Di tengah derasnya hujan yang penuh sesak itu, Nanzo mengangguk mengerti. Penolakan permintaan maaf adalah bekal menyakitkan yang akan dia bawa sebelum meninggalkan Ola.
“Gue mau pergi La. Gue dapet beasiswa kuliah di luar negeri.” Nanzo mengelus puncak kepala Ola. “Terakhir kalinya gue ketemu lo di sini. Di arena balapan lari.” Ditatapnya jalanan becek yang berperan sebagai tempat menerima muntahan air dari langit. “Meskipun ini bukan arena balapan lari sebenarnya. Kita juga pertama kali ketemu di arena balapan lari ya.Mungkin kita diciptakan untuk saling berlari menjauh.”
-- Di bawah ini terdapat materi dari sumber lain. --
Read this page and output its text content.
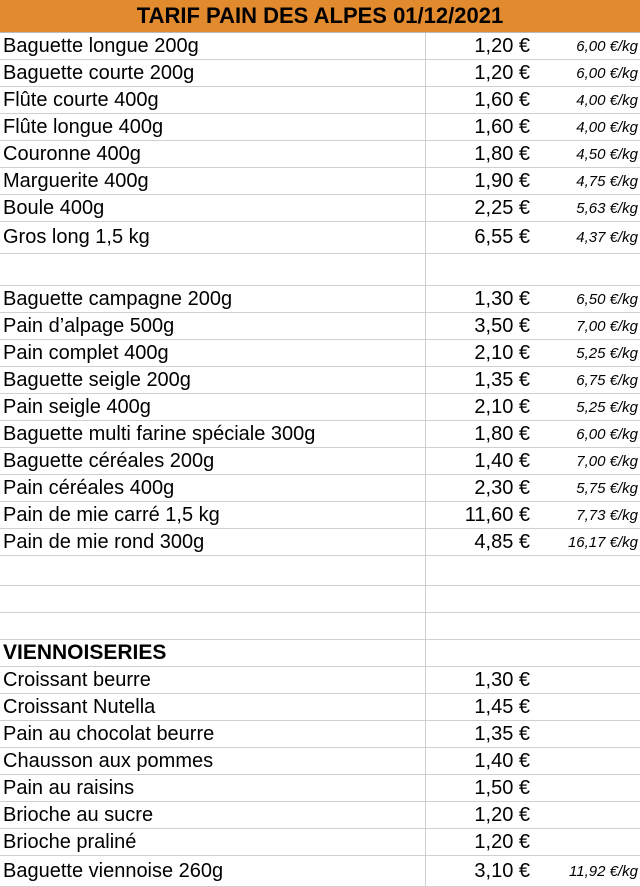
TARIF PAIN DES ALPES 01/12/2021
Baguette longue 200g	1,20 €	6,00 €/kg
Baguette courte 200g	1,20 €	6,00 €/kg
Flûte courte 400g	1,60 €	4,00 €/kg
Flûte longue 400g	1,60 €	4,00 €/kg
Couronne 400g	1,80 €	4,50 €/kg
Marguerite 400g	1,90 €	4,75 €/kg
Boule 400g	2,25 €	5,63 €/kg
Gros long 1,5 kg	6,55 €	4,37 €/kg
Baguette campagne 200g	1,30 €	6,50 €/kg
Pain d’alpage 500g	3,50 €	7,00 €/kg
Pain complet 400g	2,10 €	5,25 €/kg
Baguette seigle 200g	1,35 €	6,75 €/kg
Pain seigle 400g	2,10 €	5,25 €/kg
Baguette multi farine spéciale 300g	1,80 €	6,00 €/kg
Baguette céréales 200g	1,40 €	7,00 €/kg
Pain céréales 400g	2,30 €	5,75 €/kg
Pain de mie carré 1,5 kg	11,60 €	7,73 €/kg
Pain de mie rond 300g	4,85 €	16,17 €/kg
VIENNOISERIES
Croissant beurre	1,30 €
Croissant Nutella	1,45 €
Pain au chocolat beurre	1,35 €
Chausson aux pommes	1,40 €
Pain au raisins	1,50 €
Brioche au sucre	1,20 €
Brioche praliné	1,20 €
Baguette viennoise 260g	3,10 €	11,92 €/kg
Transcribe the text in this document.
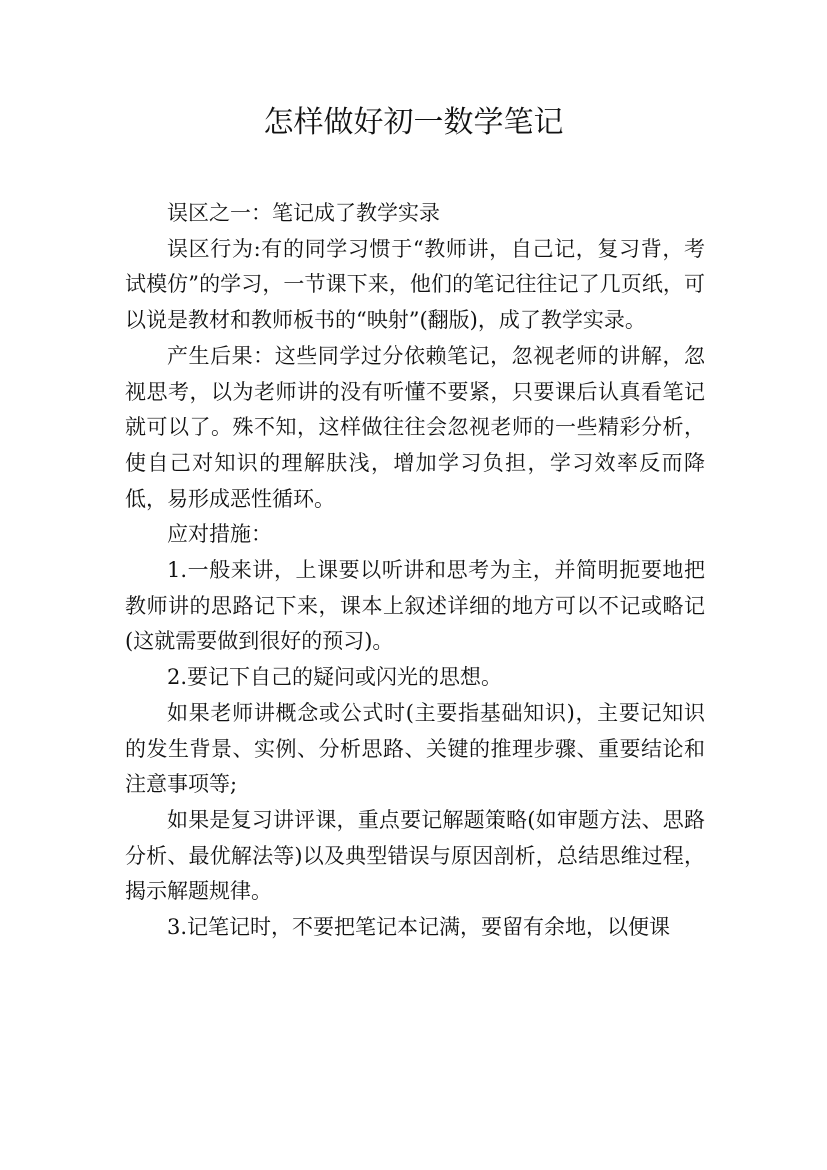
怎样做好初一数学笔记

误区之一：笔记成了教学实录

误区行为:有的同学习惯于“教师讲，自己记，复习背，考试模仿”的学习，一节课下来，他们的笔记往往记了几页纸，可以说是教材和教师板书的“映射”(翻版)，成了教学实录。

产生后果：这些同学过分依赖笔记，忽视老师的讲解，忽视思考，以为老师讲的没有听懂不要紧，只要课后认真看笔记就可以了。殊不知，这样做往往会忽视老师的一些精彩分析，使自己对知识的理解肤浅，增加学习负担，学习效率反而降低，易形成恶性循环。

应对措施：

1.一般来讲，上课要以听讲和思考为主，并简明扼要地把教师讲的思路记下来，课本上叙述详细的地方可以不记或略记(这就需要做到很好的预习)。

2.要记下自己的疑问或闪光的思想。

如果老师讲概念或公式时(主要指基础知识)，主要记知识的发生背景、实例、分析思路、关键的推理步骤、重要结论和注意事项等;

如果是复习讲评课，重点要记解题策略(如审题方法、思路分析、最优解法等)以及典型错误与原因剖析，总结思维过程，揭示解题规律。

3.记笔记时，不要把笔记本记满，要留有余地，以便课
Ola termangu. Tanpa sadar,badannya telah menghadap Nanzo. Sentuhan di puncak kepala itu tiba-tiba terasa sangat hangat dan mampu menyingkirkan hawa dingin yang di detik-detik sebelumnya membuat sekujur tubuhnya menggigil.
“Gue duluan ya.” Pamit Nanzo.
Sentuhan lembut itu terlepas, pergi menjauh, terbang ke belahan dunia lain. Dipandanginya Nanzo yang mulai memacu kaki panjangnya di jalanan licin itu. Sesak yang menjalari tubuhnya berefek memaku dirinya di tempat. Teriakan Mora yang memanggil-manggil namanya tidak mampu melepaskan Ola dari tempatnya. Tumpahan langit itu semakin mematikan semua sel tubuhnya, menghanyutkan seluruh kenangan tentang Nanzo Tunggal Sudirman, si pelari yang telah berlari marathon di setiap detak jantungnya.
BRUKKK…
Lemparan sosok tubuh yang menghantam tiang listrik dan mendarat dahsyat di kasarnya aspal jalan menyabut paku yang menenggelamkan Ola. Tak ada teriakan, hanya derasnya hujan yang merespon kecelakan di depan matanya. Ola berjalan menyusuri trotoar dengan tatapan kosong lalu diikuti orang—orang yang berlarian menuju jalan raya yang telah digenangi darah. Semuanya berjalan begitu lambat bahkan kelopak matanya tidak berkedip sebagaimana tugasnya. Yang Ola harapkan sekarang, hujan menghanyutkan juga dirinya ke beberapa menit yang lalu untuk menerima permintaan maaf dari sosok yang sudah tak bernyawa di tengah jalan itu.